VIENNA, Va. -- Northeastern Ohio Universities College of Medicine has been awarded a $1.1 million grant for collaborative studies with CEL-SCI Corp. to support the research of Ken S. Rosenthal, PhD and colleagues on the development of CEL-SCI's new compound, CEL-1000, as a possible treatment for viral encephalitis. Viral encephalitis is a potentially lethal inflammation of the brain.
More than 100 different types of viruses can cause acute encephalitis. In the United States, the most frequently reported causes are herpes simplex virus type 1 (HSV-1) and type 2 (HSV-2) and viruses spread by insects. These include: West Nile Virus and three viruses that the U.S. government has included in the second highest level immediate risk category for use as biological weapons -- The Venezuelan Equine Encephalitis (VEE), the Eastern Equine Encephalitis (EEE) and Western Equine Encephalitis (WEE). Antiviral drugs are available for the treatment of herpes simplex virus infections, but antiviral drugs are not available for other encephalitis-causing viruses.

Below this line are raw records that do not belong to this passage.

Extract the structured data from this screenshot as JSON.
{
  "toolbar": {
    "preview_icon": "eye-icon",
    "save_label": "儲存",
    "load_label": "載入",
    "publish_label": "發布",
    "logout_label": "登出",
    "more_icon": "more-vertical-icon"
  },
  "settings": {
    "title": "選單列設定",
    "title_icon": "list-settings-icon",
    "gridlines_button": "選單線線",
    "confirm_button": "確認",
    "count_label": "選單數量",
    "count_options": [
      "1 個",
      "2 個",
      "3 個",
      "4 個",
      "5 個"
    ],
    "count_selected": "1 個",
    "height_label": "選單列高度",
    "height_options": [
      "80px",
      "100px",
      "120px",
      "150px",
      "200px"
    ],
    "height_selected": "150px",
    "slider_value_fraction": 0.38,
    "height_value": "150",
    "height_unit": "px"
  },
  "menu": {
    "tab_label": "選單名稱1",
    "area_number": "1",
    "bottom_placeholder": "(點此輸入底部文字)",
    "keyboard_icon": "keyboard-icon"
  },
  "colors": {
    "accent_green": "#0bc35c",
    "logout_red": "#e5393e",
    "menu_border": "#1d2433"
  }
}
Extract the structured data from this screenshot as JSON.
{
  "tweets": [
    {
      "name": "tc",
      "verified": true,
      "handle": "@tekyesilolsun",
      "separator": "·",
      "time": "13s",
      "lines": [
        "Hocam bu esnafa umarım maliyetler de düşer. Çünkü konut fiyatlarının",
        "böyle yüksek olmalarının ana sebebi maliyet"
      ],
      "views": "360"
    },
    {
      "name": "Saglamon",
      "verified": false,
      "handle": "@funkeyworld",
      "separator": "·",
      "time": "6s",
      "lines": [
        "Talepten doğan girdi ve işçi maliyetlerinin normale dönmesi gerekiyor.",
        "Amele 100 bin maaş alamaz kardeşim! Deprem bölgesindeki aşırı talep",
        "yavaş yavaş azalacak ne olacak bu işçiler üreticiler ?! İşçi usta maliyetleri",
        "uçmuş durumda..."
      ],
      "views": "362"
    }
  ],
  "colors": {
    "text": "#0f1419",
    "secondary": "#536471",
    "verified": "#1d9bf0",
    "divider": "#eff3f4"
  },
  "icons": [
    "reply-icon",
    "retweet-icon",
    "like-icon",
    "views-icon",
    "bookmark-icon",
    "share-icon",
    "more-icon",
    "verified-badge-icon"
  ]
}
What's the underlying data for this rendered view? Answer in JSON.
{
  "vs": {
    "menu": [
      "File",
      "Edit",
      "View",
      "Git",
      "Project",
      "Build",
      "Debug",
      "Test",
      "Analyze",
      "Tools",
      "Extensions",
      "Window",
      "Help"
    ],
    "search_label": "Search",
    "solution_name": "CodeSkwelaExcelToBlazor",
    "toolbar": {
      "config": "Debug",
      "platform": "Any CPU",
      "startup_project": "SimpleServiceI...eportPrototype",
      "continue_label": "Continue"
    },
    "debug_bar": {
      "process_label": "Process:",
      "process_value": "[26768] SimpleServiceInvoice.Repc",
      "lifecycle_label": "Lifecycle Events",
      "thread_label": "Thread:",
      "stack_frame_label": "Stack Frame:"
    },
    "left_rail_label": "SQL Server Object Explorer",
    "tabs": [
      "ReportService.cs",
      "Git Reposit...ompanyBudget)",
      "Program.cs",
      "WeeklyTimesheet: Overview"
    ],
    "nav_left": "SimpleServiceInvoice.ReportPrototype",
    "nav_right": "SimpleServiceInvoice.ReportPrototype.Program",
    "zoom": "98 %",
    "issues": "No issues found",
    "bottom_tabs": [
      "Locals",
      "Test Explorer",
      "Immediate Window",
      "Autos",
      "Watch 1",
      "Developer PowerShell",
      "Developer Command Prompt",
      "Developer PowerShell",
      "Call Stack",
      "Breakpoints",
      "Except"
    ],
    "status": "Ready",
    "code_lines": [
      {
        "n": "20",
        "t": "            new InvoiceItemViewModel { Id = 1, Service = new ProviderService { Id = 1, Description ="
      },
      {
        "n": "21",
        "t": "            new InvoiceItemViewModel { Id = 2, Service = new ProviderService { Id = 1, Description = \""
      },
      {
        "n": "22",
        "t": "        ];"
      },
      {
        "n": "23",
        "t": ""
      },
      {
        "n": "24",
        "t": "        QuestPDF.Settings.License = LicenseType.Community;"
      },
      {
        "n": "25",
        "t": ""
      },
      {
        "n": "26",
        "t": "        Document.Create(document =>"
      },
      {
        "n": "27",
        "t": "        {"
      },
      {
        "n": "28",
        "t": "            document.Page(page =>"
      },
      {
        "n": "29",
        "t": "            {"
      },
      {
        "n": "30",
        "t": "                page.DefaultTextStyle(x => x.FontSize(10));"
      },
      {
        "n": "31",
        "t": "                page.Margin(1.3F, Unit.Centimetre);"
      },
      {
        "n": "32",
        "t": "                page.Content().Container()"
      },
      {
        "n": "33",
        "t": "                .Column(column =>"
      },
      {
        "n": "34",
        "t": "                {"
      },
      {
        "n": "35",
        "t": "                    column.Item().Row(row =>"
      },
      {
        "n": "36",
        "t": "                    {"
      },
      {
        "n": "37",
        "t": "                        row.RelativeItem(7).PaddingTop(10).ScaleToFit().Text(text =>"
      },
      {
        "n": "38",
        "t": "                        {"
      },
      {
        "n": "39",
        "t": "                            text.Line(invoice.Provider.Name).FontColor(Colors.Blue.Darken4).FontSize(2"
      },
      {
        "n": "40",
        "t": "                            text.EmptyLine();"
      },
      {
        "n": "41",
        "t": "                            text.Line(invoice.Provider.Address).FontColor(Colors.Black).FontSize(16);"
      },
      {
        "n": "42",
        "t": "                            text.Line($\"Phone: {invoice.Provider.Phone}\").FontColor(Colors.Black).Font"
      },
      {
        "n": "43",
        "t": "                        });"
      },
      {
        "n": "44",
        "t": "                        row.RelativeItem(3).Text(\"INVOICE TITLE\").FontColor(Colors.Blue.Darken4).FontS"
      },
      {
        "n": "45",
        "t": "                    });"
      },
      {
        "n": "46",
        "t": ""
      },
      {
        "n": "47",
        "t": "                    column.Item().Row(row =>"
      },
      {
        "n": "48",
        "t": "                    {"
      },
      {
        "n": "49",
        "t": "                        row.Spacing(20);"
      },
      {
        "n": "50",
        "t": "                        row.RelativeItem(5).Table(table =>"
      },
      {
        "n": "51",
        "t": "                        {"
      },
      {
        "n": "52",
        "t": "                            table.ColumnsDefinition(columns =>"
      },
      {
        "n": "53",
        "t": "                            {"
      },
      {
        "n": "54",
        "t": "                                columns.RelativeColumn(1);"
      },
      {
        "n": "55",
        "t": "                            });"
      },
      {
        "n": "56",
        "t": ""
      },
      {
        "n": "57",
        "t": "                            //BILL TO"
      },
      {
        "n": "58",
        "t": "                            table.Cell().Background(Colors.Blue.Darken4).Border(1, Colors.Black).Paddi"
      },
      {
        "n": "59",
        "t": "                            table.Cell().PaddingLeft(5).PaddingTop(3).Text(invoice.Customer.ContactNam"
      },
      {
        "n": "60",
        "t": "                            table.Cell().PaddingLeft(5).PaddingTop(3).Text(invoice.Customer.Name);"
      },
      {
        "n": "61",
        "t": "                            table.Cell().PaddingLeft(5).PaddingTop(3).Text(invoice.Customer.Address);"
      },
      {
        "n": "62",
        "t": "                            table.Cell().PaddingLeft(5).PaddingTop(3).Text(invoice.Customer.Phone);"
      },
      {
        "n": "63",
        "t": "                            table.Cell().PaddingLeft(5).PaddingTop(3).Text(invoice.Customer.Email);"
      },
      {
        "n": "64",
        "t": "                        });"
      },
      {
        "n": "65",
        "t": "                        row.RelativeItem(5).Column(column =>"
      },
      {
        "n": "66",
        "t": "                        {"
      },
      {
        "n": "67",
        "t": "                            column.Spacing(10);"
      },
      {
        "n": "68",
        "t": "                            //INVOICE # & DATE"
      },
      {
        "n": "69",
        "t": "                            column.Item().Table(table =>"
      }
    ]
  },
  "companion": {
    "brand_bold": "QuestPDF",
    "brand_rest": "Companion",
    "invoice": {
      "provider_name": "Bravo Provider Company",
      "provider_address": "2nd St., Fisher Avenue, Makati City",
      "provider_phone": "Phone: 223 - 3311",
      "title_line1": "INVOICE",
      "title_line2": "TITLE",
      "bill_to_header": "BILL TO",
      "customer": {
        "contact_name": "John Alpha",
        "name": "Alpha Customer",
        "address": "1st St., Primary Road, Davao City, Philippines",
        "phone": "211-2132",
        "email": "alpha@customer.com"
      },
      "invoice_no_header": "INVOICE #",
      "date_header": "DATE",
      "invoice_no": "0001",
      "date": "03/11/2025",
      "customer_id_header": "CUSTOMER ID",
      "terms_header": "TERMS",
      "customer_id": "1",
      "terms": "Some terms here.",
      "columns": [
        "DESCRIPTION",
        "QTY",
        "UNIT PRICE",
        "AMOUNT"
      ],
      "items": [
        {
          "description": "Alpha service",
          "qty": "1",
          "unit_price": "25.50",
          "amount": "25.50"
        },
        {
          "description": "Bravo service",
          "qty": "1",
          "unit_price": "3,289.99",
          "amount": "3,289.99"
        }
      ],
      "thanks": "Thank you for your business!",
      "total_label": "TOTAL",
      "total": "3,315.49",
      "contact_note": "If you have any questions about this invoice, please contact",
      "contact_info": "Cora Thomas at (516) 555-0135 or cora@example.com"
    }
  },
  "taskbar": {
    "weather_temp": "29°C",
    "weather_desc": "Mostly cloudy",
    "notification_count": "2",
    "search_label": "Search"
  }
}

Daniel Zimmerman, senior vice president of research, cellular immunology of CEL-SCI commented, "We believe that there could be significant potential for CEL-1000 as a possible treatment for viral encephalitis. Earlier studies in Dr. Rosenthal's lab with Dr. Neena Goel had shown high levels of protection in animal studies against Herpes Simplex Virus. Other researchers have shown that CEL-1000 also protects against malaria and cancer in animal models. These studies suggest that CEL-1000 modulates the immune system to more effectively fight different diseases."
This grant was awarded following a peer review process and will fund pre- clinical studies leading up to toxicology studies.
CEL-1000 is a modified version of a human immune-based protein known to bind to both human and mouse immune cells and appears to act by enhancing the host's immune protective immune response. It is also expected to be active for humans.
CEL-SCI Corp. is developing new immune system based treatments for cancer and infectious diseases.